Los manifestantes portaban carteles con mensajes como “Fuera Pepos” y exigieron ser atendidos por la presidenta municipal, Rocío Adame. Su principal demanda fue que se investiguen y atiendan las denuncias sobre detenciones arbitrarias, extorsión y otros presuntos abusos cometidos por elementos estatales.

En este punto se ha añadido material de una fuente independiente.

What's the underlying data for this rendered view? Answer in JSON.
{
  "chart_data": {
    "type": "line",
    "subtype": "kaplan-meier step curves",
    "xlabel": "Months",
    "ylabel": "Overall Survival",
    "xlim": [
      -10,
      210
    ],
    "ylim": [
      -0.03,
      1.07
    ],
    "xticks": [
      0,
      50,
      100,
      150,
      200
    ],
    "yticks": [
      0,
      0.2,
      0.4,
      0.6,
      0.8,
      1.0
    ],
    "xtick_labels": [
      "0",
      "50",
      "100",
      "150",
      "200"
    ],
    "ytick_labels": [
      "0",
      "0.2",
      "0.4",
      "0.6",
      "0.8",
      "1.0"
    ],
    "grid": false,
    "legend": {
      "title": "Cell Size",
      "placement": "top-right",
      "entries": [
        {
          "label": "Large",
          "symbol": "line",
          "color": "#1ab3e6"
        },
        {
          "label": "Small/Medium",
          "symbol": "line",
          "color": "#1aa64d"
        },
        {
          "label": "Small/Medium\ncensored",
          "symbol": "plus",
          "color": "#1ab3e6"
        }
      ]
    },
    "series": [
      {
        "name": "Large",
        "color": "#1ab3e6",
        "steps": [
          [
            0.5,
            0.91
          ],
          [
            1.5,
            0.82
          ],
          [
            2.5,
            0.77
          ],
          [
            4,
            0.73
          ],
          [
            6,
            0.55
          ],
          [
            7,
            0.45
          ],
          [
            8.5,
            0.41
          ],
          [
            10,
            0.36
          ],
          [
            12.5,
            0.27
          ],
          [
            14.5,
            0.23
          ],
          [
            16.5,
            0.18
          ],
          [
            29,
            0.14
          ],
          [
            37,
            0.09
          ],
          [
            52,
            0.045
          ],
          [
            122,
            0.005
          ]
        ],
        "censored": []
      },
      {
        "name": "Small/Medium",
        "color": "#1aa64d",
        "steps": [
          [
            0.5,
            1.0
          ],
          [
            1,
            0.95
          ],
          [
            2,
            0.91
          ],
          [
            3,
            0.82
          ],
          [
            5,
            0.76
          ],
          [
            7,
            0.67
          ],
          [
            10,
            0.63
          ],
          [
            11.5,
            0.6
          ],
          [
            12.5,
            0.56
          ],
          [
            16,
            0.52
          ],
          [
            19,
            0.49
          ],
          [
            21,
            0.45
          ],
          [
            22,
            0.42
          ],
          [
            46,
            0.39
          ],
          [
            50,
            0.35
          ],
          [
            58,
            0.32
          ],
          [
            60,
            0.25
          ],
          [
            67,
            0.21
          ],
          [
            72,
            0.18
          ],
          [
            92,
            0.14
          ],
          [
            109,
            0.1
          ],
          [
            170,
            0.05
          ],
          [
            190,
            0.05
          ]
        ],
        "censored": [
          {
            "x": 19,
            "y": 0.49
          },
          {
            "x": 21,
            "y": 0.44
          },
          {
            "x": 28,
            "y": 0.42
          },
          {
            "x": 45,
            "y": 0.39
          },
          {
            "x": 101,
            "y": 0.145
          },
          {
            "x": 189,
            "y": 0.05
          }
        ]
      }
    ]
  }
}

Uno de los manifestantes, identificado como Ramón Cubillas, relató que fue detenido junto con su hijo de 14 años mientras se encontraba estacionado sobre el bulevar Popotla. Según su testimonio, los agentes estatales le colocaron droga para inculparlo y lo trasladaron a prisión, donde permaneció dos días hasta que un juez lo declaró inocente. Pese a su liberación, denunció que no hubo sanciones contra los policías involucrados, quienes además le habrían robado dinero y pertenencias.

“Jamás pensé decirlo, pero prefiero que se queden los municipales. Me da miedo salir a la calle o manejar porque siento que me van a parar y plantar algo”, expresó.
Otra manifestante, identificada como Bri, comentó que su temor es compartido por muchas personas que ahora evitan salir por miedo a ser víctimas de agresiones, extorsión o fabricación de delitos.
“Es gente que no es de aquí, que viene a hacer su desmadre y luego se va sin represalias. Piensan que pueden venir y quitarle dinero a la gente”, afirmó.
Los manifestantes reiteraron su exigencia de ser escuchados por las autoridades municipales y estatales para esclarecer las denuncias y garantizar la seguridad en Rosarito.